En juin 2025, Anne Wojcicki et son institut de recherche à but non lucratif TTAM ont proposé de racheter les actifs clés de l'entreprise de génétique en faillite pour 305 millions de dollars. Début mai, le laboratoire pharmaceutique Regeneron Pharmaceuticals a surpassé l'offre initiale de Wojcicki, qui s'élevait à 146 millions de dollars, en offrant 256 millions de dollars pour l'accès à la banque de données génétiques de 23andMe, qui contient des informations sur près de 15 millions de clients. Cependant, comme le rapporte The Guardian, le fondateur de 23andMe a réussi à reprendre la tête de l'enchère grâce au soutien d'une entreprise du Fortune 500.

La perspective de partager des données génétiques a suscité de vives inquiétudes parmi les utilisateurs : environ 15 % des clients ont demandé la suppression de leurs informations et 28 États américains ont intenté un recours collectif pour tenter d'empêcher la vente de données sensibles. TTAM a assuré qu'elle respecterait la politique de confidentialité actuelle de 23andMe et toutes les lois applicables, comme s'il s'agissait d'une entité à but lucratif.
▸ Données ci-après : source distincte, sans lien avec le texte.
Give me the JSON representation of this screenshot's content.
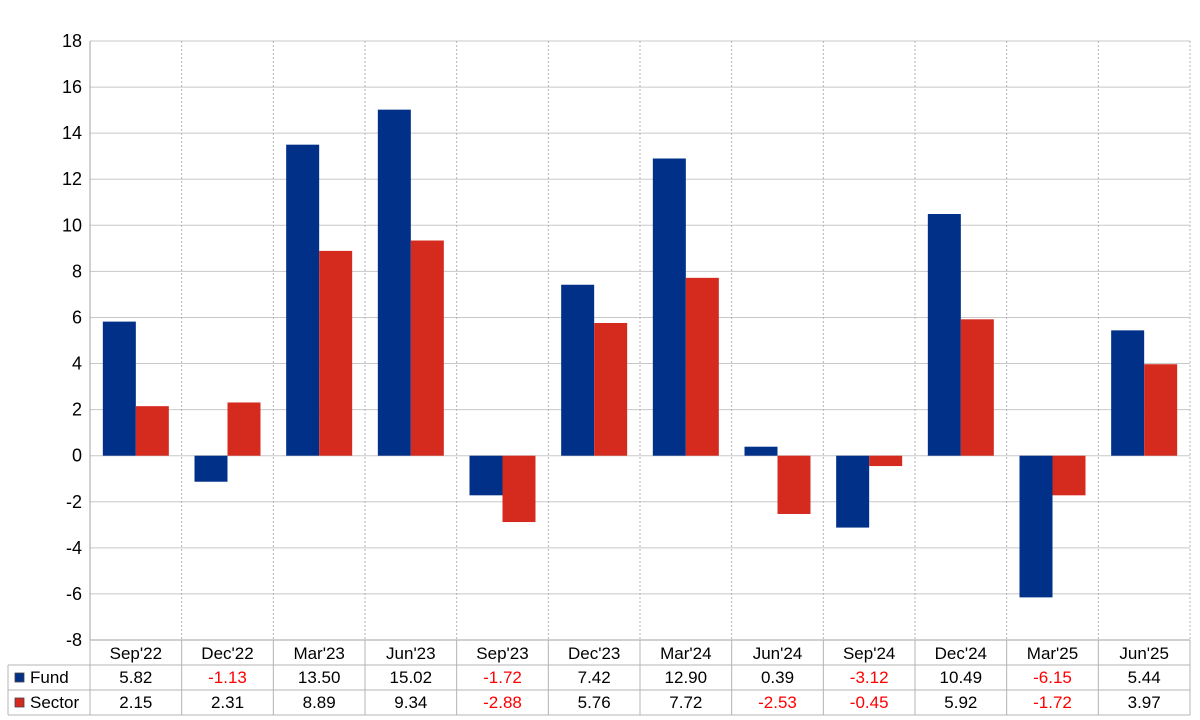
{
  "chart_data": {
    "type": "bar",
    "categories": [
      "Sep'22",
      "Dec'22",
      "Mar'23",
      "Jun'23",
      "Sep'23",
      "Dec'23",
      "Mar'24",
      "Jun'24",
      "Sep'24",
      "Dec'24",
      "Mar'25",
      "Jun'25"
    ],
    "series": [
      {
        "name": "Fund",
        "color": "#003087",
        "values": [
          5.82,
          -1.13,
          13.5,
          15.02,
          -1.72,
          7.42,
          12.9,
          0.39,
          -3.12,
          10.49,
          -6.15,
          5.44
        ],
        "labels": [
          "5.82",
          "-1.13",
          "13.50",
          "15.02",
          "-1.72",
          "7.42",
          "12.90",
          "0.39",
          "-3.12",
          "10.49",
          "-6.15",
          "5.44"
        ]
      },
      {
        "name": "Sector",
        "color": "#d52b1e",
        "values": [
          2.15,
          2.31,
          8.89,
          9.34,
          -2.88,
          5.76,
          7.72,
          -2.53,
          -0.45,
          5.92,
          -1.72,
          3.97
        ],
        "labels": [
          "2.15",
          "2.31",
          "8.89",
          "9.34",
          "-2.88",
          "5.76",
          "7.72",
          "-2.53",
          "-0.45",
          "5.92",
          "-1.72",
          "3.97"
        ]
      }
    ],
    "yticks": [
      "18",
      "16",
      "14",
      "12",
      "10",
      "8",
      "6",
      "4",
      "2",
      "0",
      "-2",
      "-4",
      "-6",
      "-8"
    ],
    "ylim": [
      -8,
      18
    ],
    "grid": true,
    "legend": "data table rows below chart",
    "negative_value_color": "#ff0000"
  }
}
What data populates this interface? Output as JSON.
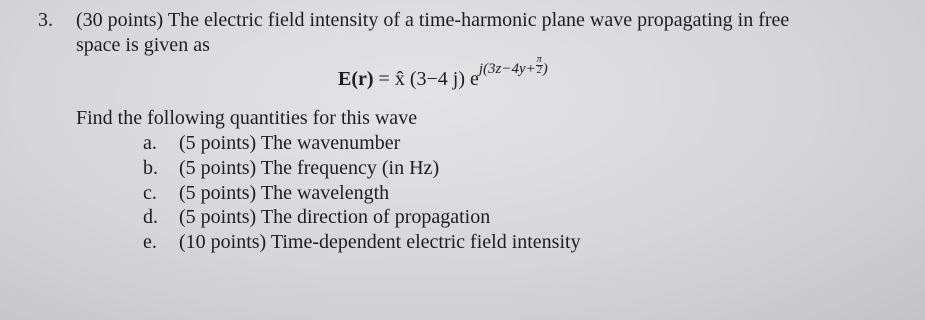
{
  "problem": {
    "number": "3.",
    "intro_line1": "(30 points) The electric field intensity of a time-harmonic plane wave propagating in free",
    "intro_line2": "space is given as"
  },
  "equation": {
    "lhs": "E(r)",
    "equals": "=",
    "rhs": "x̂ (3−4 j) e",
    "exponent_start": "j(3z−4y+",
    "fraction_numerator": "π",
    "fraction_denominator": "2",
    "exponent_end": ")"
  },
  "prompt": "Find the following quantities for this wave",
  "items": [
    {
      "label": "a.",
      "text": "(5 points) The wavenumber"
    },
    {
      "label": "b.",
      "text": "(5 points) The frequency (in Hz)"
    },
    {
      "label": "c.",
      "text": "(5 points) The wavelength"
    },
    {
      "label": "d.",
      "text": "(5 points) The direction of propagation"
    },
    {
      "label": "e.",
      "text": "(10 points) Time-dependent electric field intensity"
    }
  ]
}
Cependant, le Médiateur judiciaire pour la protection des données a exprimé des inquiétudes, car certaines lois sur la protection de la vie privée ne s'appliquent pas aux organismes à but non lucratif.

Il s'agit de la troisième tentative de Wojcicki pour reprendre le contrôle de l'entreprise. En août 2024, elle avait tenté en vain de modifier la structure de l'actionnariat, ce qui avait entraîné la démission de sept membres du conseil d'administration. Une deuxième tentative, en mars 2025, avait également été rejetée par un comité spécial du conseil d'administration de 23andMe.

Finalement, début juillet, un juge des faillites a approuvé la vente des actifs et le transfert des activités de 23andMe à TTAM, la société de Wojcicki. Elle a promis d'améliorer la confidentialité tout en respectant le droit des utilisateurs à supprimer leurs comptes et leurs données. « Je suis convaincue que chacun devrait pouvoir choisir et faire preuve de transparence concernant ses données génétiques, et pouvoir continuer à en apprendre davantage sur son ascendance et les risques pour sa santé comme il l'entend », a déclaré Wojcicki.